费路西看着卡斐离去的背影:心里不免一松,他这一走自己轻松不少。
莱维元帅对费路西苦笑道:「卡斐将军出身名门,是拉古迪尼亚公爵家的大公子,难免气盛了点。」
「元帅大人有必要调解么,这本是我们之间的事情,属下很奇怪大人为什么忽然这么做。」费路西试探地问道。
「啊……这个……」莱维元帅一时间不知道怎么回答,「不提这个了,刚才教授给我们讲解一些东西哪,很精彩的,你也一起听听吧。」
阿加德兹点点头说:「刚才我说到……」
看着莱维元帅的态度,费路西心里顿时雪亮。难怪卡斐这家伙无所顾忌,原来是有了莱维元帅这个大靠山,军事法庭那边之所以敢跟自己过不去,八成也是莱维元帅的默许。只是不知道莱维元帅现在有什么图谋,突然就要做和事佬了。
费路西一边胡思乱想一边心不在焉地听着教授讲课,莱维元帅叫他来听课干什么?过了一会儿,费路西却逐渐的被阿加德兹教授的发言吸引了。
「刚才莱维大人提到了君王的权力的问题。为何君王会有绝对的权力?为何臣民会服从于君王?这要从以下几方面解释。其一,国家的本源是人们为了摆脱原始的自然状态相互订立契约而建立的,关于这一论点我刚才论述过了,现在不再多说。重点在于,既然人们已经立约,把权力转让给君王,那作为臣民自然就有无条件的遵守契约而服从君王的义务,君王因为人们的授予权力从而上升为全体臣民人格的代表者,是所有订立契约的人们意志和力量的体现者。
其二,关于授予君王权力的契约是人们彼此之间相互订立的。注意,这个契约是人们之间订立的,而不是君王与人们订立的,君王并不属于订约的一方。因此可以推断,对于君王不存在违约的问题,这就是君王所具有无限权力的理论上的按照据。
其三,君王的权力不但大于每个臣民的个人,而且还大于所有臣民之总和。」
这真是新奇的理论啊,费路西心里感叹道,似乎很对他的胃口,如果再多一点叛逆性就好了,然而阿加德兹教授下面的发言却让费路西吃惊的张大了嘴巴。
「契约的订立,代表人们承认自己有服从君王统治的义务。但是当统治者不再是统治者,也就是君王丧失了保护臣民的能力时,这种义务便不复存在。统治权力好比是一国之灵魂,如果灵魂和躯壳分离,则身体就不再受其指挥。到那时候臣民可解除原有契约,重新制定新的契约。」
这……不是宣布造反有理么?用帝国官方的标准看,绝对算得上异端邪说。
而且费路西发现,阿加德兹教授演讲了半天,压根就没提到神的作用,这种做派也实属罕见。莱维元帅作为帝国股肱之臣,怎么会把这样的「妖人」请到府上演说呢?虽然费路西内心很有共鸣的感觉,但是不明真相之前,他不敢流露出自己内心的想法,这里要是没有外人就好了,他就可以拉着奇特的教授谈个三天三夜。

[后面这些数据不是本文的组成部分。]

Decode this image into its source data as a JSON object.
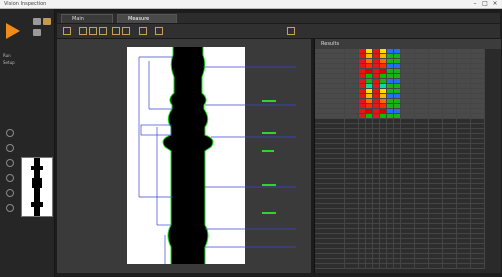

莱维元帅仿佛刚刚回过味来,问费路西说:「撒多将军觉得教授讲得如何?」
费路西摸不清元帅的意图,强忍着心中的共鸣之感说:「教授说的东西,在下完全听不懂,让元帅见笑了。」
「撒多将军没说真话。」元帅说,又看了费路西一眼,道:「刚才教授说,统治权力乃是一个国家的灵魂,一旦稍有闪失便会造成大动荡,尤其是内外有难的时刻。」费路西只有连声附和。
莱维元帅继续说:「撒多将军,你远在外省,恐怕不很清楚天下事。你可知道,帝国的财政已经到了难以为续的地步,近十几年来,帝国的财政一直就处于不很宽裕的情况,而陛下发动的北伐战争更使得国库空虚,恐怕一二十年以内都翻不了身。你可知道,帝国各地去年一年之内发生了数十起小规模的暴动,这在帝国历史上也是少有的现象。
你可知道,帝国的田上分配已经处于饱和状态,甚至出现了大量农民无地可耕的局面,而没有土地的空头贵族数目也逐年增加。你可知道,官商对矿产、道路的垄断状态使得帝国工商业堵塞不通,迟滞不前,各地商会怨声载道。内忧如此,还有外患。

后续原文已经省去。